December was a rather difficult month for me. I spent much of the month feeling rather down in the dumps about the consumerism and holiday buying – and my lack thereof. For years I have touted and believed in living simply and efficiently, and most of my adult and married life has been working toward simplicity. Everyday I try to downsize, look to nature for my grounding and inspiration and attempt to use what I only what is needed and around.

This is much easier said than done, especially during the holiday season. These past few weeks I have allowed myself to feel sad and dejected because my son was not receiving the same things are his peers. His Christmas was small and selective – and yet filled with more love, friends, family and happiness than I have felt in years past. The festivities were many and we all went out of our way to share our love with our friends and family. However, the pressure to buy and give was a bit too much for me. I spent hours agonizing over what we wanted to give to him, what he should have, what his Christmas morning should be like.

“Why are we should-ing all over ourselves?” – Carrie Bradshaw (an old quote collected from a past life!)

And now, after it is all said and done I find myself searching for ways to make myself happy by giving him something. But no toy or anything else I give him can compare with what he wants most: my attention. The little guy would rather have me or dad tickle him, play cars or chase him than play with any other toy he has. He would rather feed the chickens or look for treasure in the yard than watch a movie or mess with the hottest and latest toy out there.

This little episode brought light to my eyes. Less is more. Less is more in our lives, less is more in our bellies, less is more in childhood.
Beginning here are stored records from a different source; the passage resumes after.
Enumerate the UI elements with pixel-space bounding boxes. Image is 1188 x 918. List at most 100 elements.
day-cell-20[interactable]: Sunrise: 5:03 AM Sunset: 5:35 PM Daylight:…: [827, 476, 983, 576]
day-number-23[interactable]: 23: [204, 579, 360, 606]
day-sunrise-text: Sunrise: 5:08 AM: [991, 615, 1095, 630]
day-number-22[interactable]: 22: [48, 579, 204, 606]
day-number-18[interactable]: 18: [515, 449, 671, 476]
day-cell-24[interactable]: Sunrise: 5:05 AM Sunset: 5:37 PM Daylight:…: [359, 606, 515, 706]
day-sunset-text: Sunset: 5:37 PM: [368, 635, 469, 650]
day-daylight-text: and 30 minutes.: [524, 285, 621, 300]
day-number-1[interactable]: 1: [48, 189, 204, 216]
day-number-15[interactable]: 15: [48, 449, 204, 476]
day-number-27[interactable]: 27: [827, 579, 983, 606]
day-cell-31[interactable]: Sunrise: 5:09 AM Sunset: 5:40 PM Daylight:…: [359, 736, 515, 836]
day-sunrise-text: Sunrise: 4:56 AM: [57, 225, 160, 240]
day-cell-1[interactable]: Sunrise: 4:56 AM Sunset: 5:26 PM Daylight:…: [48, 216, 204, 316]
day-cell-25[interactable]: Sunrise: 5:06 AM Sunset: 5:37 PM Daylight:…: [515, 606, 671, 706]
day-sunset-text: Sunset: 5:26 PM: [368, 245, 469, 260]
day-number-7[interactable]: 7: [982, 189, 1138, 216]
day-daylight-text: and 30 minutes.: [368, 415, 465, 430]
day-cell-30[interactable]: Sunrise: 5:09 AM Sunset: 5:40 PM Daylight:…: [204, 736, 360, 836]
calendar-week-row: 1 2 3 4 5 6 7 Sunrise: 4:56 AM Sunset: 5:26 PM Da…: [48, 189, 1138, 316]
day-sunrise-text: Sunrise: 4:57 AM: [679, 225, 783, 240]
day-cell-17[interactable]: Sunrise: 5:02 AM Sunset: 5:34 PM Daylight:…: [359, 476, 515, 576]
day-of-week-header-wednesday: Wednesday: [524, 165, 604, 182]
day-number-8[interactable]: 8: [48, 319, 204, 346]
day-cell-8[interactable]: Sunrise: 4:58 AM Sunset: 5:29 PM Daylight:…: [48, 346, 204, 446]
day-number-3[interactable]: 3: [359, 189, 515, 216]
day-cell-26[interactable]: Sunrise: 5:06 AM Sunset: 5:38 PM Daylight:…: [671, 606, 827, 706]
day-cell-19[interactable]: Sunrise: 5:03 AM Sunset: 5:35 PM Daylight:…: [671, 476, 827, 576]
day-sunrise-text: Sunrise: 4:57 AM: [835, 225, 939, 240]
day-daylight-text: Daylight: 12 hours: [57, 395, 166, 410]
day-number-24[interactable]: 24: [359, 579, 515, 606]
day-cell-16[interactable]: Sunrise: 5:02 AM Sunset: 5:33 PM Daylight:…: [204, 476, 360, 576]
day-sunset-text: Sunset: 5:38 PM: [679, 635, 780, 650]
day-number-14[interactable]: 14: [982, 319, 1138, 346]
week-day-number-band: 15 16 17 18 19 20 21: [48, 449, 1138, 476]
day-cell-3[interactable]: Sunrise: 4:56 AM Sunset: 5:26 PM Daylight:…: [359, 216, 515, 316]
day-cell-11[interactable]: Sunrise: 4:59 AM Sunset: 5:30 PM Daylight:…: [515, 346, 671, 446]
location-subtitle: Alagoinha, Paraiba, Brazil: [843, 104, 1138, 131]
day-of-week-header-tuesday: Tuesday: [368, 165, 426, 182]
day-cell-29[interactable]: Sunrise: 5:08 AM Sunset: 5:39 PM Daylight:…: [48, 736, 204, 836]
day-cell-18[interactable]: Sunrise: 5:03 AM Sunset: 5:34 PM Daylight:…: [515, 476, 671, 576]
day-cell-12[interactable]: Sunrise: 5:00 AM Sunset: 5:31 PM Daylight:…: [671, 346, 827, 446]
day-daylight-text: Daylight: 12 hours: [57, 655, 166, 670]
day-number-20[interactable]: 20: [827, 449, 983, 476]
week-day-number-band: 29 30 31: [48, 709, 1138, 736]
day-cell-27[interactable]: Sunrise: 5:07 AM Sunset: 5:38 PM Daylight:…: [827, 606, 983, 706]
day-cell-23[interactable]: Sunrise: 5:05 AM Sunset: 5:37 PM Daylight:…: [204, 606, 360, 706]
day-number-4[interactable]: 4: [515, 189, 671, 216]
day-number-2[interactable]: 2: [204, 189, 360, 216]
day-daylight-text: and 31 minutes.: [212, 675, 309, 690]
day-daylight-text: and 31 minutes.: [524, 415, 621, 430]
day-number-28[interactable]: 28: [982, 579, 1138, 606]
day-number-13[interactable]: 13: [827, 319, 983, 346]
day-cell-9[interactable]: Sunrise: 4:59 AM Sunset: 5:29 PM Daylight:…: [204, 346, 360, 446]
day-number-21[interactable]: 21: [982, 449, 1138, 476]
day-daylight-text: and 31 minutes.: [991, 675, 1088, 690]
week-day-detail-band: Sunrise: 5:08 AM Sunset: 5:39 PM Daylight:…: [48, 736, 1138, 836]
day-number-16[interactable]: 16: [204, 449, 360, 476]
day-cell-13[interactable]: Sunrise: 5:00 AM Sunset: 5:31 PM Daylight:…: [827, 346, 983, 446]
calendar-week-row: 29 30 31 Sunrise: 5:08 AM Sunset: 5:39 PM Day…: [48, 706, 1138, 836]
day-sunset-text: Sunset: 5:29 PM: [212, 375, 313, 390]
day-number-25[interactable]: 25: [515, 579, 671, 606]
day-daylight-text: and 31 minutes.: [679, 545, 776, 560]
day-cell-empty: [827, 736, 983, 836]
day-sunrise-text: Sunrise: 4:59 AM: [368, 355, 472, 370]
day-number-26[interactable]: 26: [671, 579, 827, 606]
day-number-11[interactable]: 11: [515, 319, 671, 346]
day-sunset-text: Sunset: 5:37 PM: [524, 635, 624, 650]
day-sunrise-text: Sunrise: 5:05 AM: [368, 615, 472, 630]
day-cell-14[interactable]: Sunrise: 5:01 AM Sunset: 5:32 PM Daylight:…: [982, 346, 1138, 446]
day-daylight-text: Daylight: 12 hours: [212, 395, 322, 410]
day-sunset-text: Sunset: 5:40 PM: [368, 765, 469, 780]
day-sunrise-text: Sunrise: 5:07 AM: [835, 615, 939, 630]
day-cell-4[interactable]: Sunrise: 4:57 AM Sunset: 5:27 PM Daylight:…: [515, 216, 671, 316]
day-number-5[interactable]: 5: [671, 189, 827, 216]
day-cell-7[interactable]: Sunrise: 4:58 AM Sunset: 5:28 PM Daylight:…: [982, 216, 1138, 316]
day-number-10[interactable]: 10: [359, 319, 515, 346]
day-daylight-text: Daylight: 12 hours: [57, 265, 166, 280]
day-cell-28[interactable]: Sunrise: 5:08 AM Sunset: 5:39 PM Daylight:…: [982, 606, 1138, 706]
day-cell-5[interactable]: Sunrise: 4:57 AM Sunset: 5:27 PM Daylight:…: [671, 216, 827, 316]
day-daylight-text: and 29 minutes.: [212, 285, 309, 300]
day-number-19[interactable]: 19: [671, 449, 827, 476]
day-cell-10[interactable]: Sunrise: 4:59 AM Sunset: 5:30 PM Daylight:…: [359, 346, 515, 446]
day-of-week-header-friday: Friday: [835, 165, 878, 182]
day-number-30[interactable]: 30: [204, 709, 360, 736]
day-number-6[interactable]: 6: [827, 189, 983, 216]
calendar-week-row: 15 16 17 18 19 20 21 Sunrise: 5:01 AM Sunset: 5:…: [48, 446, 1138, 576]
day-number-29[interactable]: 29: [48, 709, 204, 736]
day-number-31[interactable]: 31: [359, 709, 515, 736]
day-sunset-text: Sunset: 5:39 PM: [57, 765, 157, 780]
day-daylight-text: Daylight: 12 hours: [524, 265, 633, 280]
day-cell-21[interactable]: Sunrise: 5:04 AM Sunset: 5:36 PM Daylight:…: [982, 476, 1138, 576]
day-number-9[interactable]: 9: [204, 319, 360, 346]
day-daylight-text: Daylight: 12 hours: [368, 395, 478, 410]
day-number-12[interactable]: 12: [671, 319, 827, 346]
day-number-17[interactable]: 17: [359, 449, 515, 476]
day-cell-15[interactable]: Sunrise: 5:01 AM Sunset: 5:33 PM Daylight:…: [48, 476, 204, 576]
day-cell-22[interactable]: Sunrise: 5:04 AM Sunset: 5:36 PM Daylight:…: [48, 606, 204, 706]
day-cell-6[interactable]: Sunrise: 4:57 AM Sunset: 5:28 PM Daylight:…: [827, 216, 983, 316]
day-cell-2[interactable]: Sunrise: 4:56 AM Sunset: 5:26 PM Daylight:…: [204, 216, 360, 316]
The way we have chosen to raise our little boy(s) works for us, and the need to resist the temptation to just buy, buy, buy is important.

And right now, as I am joined on the couch by my sleepy eyed boy who is attempting to type with me, I realize that while less is more in most things, less can never be more in love. For, as the old saying says: my cup runneth over.

Greeting the New Year

January 4, 2012


Happy New Years to you all!

New Year’s celebrations were quiet and peaceful in our neck of the woods with a brief but cherished trip to the coast for the weekend. I wish I had pictures to show you, unfortunately we were so busy having fun chasing dog and toddler that we forgot to take any… and someone (me!) forgot to stick the memory card back in the camera before we left home. Ahem.

I am grateful for the New Year – a fresh start and a chance to breath again after the holidays. Christmas always seems rushed in my world and I always feel the need to do too much. I am happy having a moment to clean up, tackle the mountains of laundry and slowly and steadily get back into the swing of things.

I hope you all had a lovely holiday break – and welcome 2012!